La théorie économique dominante considère que l’économie croît et décroît en fonction de cycles influencés par diverses variables. C’est ce que l’on nomme la théorie des cycles. À la suite d’une période de croissance importante, l’économie atteint éventuellement un point de saturation qui mène à une crise. Le ralentissement économique qui en découle est à son tour suivi d’une période de croissance, et ainsi de suite.

Suivant cette théorie, plusieurs analystes considèrent qu’il est statistiquement probable que les États-Unis, qui représentent 20 % de la consommation mondiale, entrent en crise dans un avenir rapproché. Ils observent que l’économie de nos voisins est en hausse depuis 111 mois consécutifs, ce qui en fait la deuxième période de croissance ininterrompue en importance depuis 1958. La fin de ce cycle haussier risquerait fort d’entraîner une récession au Canada et au Québec.

Une théorie perfectible

L’ennui avec cette théorie, c’est qu’elle fait abstraction de plusieurs facteurs qui définissent la période actuelle. Par exemple, contrairement à d’autres cycles passés, le rythme de la croissance états-unienne a été extrêmement lent. De plus, de nombreux emplois ont été créés pour répondre aux besoins de renouvellement des infrastructures.
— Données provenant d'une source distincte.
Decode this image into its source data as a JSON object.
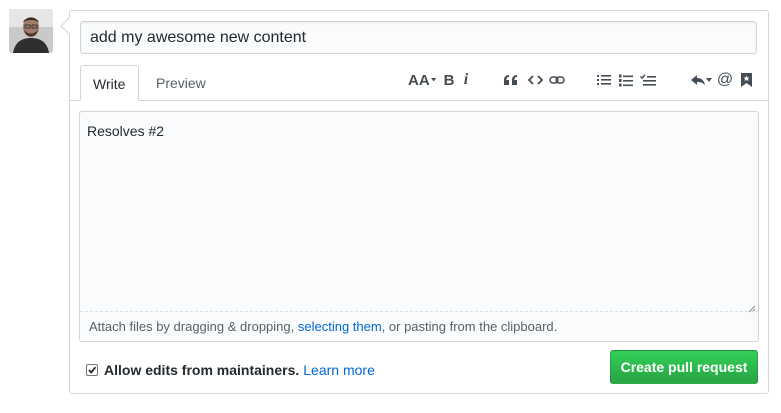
{
  "title_input": {
    "value": "add my awesome new content"
  },
  "tabs": {
    "write": "Write",
    "preview": "Preview"
  },
  "toolbar": {
    "icons": [
      "text-size-icon",
      "bold-icon",
      "italic-icon",
      "quote-icon",
      "code-icon",
      "link-icon",
      "bulleted-list-icon",
      "numbered-list-icon",
      "task-list-icon",
      "reply-icon",
      "mention-icon",
      "saved-reply-icon"
    ],
    "header_glyph": "AA",
    "bold_glyph": "B",
    "italic_glyph": "i",
    "mention_glyph": "@"
  },
  "editor": {
    "value": "Resolves #2"
  },
  "dropzone": {
    "prefix": "Attach files by dragging & dropping, ",
    "link": "selecting them",
    "suffix": ", or pasting from the clipboard."
  },
  "footer": {
    "allow_edits_label": "Allow edits from maintainers.",
    "allow_edits_checked": true,
    "learn_more": "Learn more",
    "create_button": "Create pull request"
  },
  "colors": {
    "primary_button": "#28a745",
    "link": "#0366d6",
    "border": "#d1d5da"
  }
}
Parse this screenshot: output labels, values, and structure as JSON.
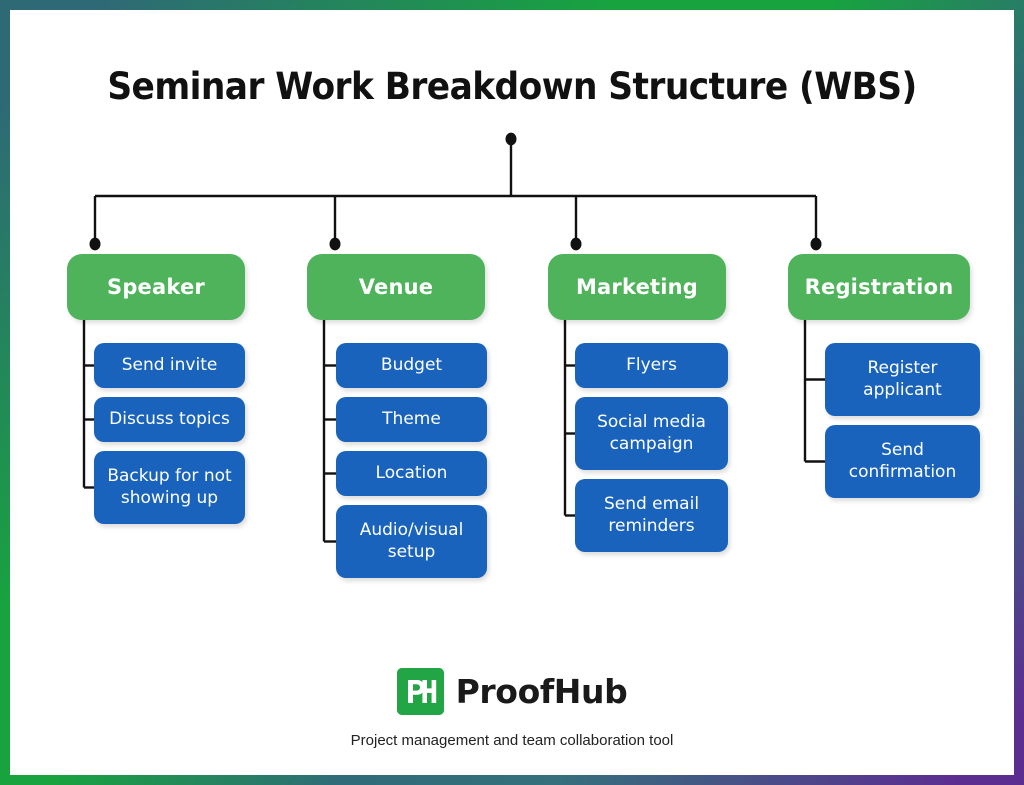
{
  "poster": {
    "title": "Seminar Work Breakdown Structure (WBS)",
    "border_colors": {
      "top_left": "#2e6a76",
      "top_right": "#18a33f",
      "bottom_right": "#2e6a76",
      "bottom_left": "#5c2d91"
    },
    "parent_color": "#4eb35a",
    "child_color": "#1a63bd",
    "connector_color": "#111111"
  },
  "chart_data": {
    "type": "diagram",
    "title": "Seminar Work Breakdown Structure (WBS)",
    "root": {
      "label": "",
      "node_type": "root-dot"
    },
    "branches": [
      {
        "label": "Speaker",
        "tasks": [
          {
            "label": "Send invite",
            "lines": 1
          },
          {
            "label": "Discuss topics",
            "lines": 1
          },
          {
            "label": "Backup for not showing up",
            "lines": 2
          }
        ]
      },
      {
        "label": "Venue",
        "tasks": [
          {
            "label": "Budget",
            "lines": 1
          },
          {
            "label": "Theme",
            "lines": 1
          },
          {
            "label": "Location",
            "lines": 1
          },
          {
            "label": "Audio/visual setup",
            "lines": 2
          }
        ]
      },
      {
        "label": "Marketing",
        "tasks": [
          {
            "label": "Flyers",
            "lines": 1
          },
          {
            "label": "Social media campaign",
            "lines": 2
          },
          {
            "label": "Send email reminders",
            "lines": 2
          }
        ]
      },
      {
        "label": "Registration",
        "tasks": [
          {
            "label": "Register applicant",
            "lines": 2
          },
          {
            "label": "Send confirmation",
            "lines": 2
          }
        ]
      }
    ]
  },
  "footer": {
    "logo_text": "PH",
    "brand_name": "ProofHub",
    "tagline": "Project management and team collaboration tool",
    "logo_bg": "#22a544"
  }
}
Autrement dit, il n’y a pas de surchauffe, pour le moment, et les acteurs économiques jouissent d’une certaine marge de manœuvre.

Au Canada, l’endettement de certains ménages demeure préoccupant, mais la hausse graduelle des taux d’intérêt ainsi que le resserrement des règles hypothécaires semblent freiner l’emballement du marché immobilier.

Une crise imprévisible

Malgré cela, il n’est pas improbable qu’une crise survienne sous l’effet d’un ou de plusieurs événements difficilement prévisibles, comme de mauvaises décisions gouvernementales, un conflit international, l’éclatement d’une bulle d’actifs spéculatifs, la révélation de scandales au sein d’une grande corporation ou encore une baisse soudaine des prix des ressources naturelles.
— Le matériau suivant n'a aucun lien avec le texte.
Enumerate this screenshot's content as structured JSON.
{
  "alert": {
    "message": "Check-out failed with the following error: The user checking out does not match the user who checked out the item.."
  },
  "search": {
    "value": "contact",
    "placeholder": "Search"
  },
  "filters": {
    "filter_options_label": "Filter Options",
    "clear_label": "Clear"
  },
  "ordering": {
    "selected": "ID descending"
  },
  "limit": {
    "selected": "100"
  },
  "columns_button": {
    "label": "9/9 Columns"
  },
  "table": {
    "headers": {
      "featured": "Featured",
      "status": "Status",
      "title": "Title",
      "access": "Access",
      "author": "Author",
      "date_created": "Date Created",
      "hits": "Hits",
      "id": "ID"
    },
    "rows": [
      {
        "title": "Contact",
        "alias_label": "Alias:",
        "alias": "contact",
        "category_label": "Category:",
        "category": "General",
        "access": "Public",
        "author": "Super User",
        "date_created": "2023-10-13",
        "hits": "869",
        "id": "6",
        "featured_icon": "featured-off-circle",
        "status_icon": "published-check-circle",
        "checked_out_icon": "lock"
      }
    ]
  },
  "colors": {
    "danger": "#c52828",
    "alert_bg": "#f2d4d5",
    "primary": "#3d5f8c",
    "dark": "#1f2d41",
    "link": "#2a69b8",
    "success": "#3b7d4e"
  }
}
En bref, on ne peut prédire avec certitude ce que nous réserve l’avenir économique et, advenant que l’économie entre en récession, rien ne permet de statuer correctement sur son ampleur et sa durée.

Face à une telle incertitude, les gouvernements peuvent néanmoins mettre en œuvre, dès aujourd’hui, des moyens afin d’atténuer l’impact d’un éventuel ralentissement économique et de protéger le bien-être de la population.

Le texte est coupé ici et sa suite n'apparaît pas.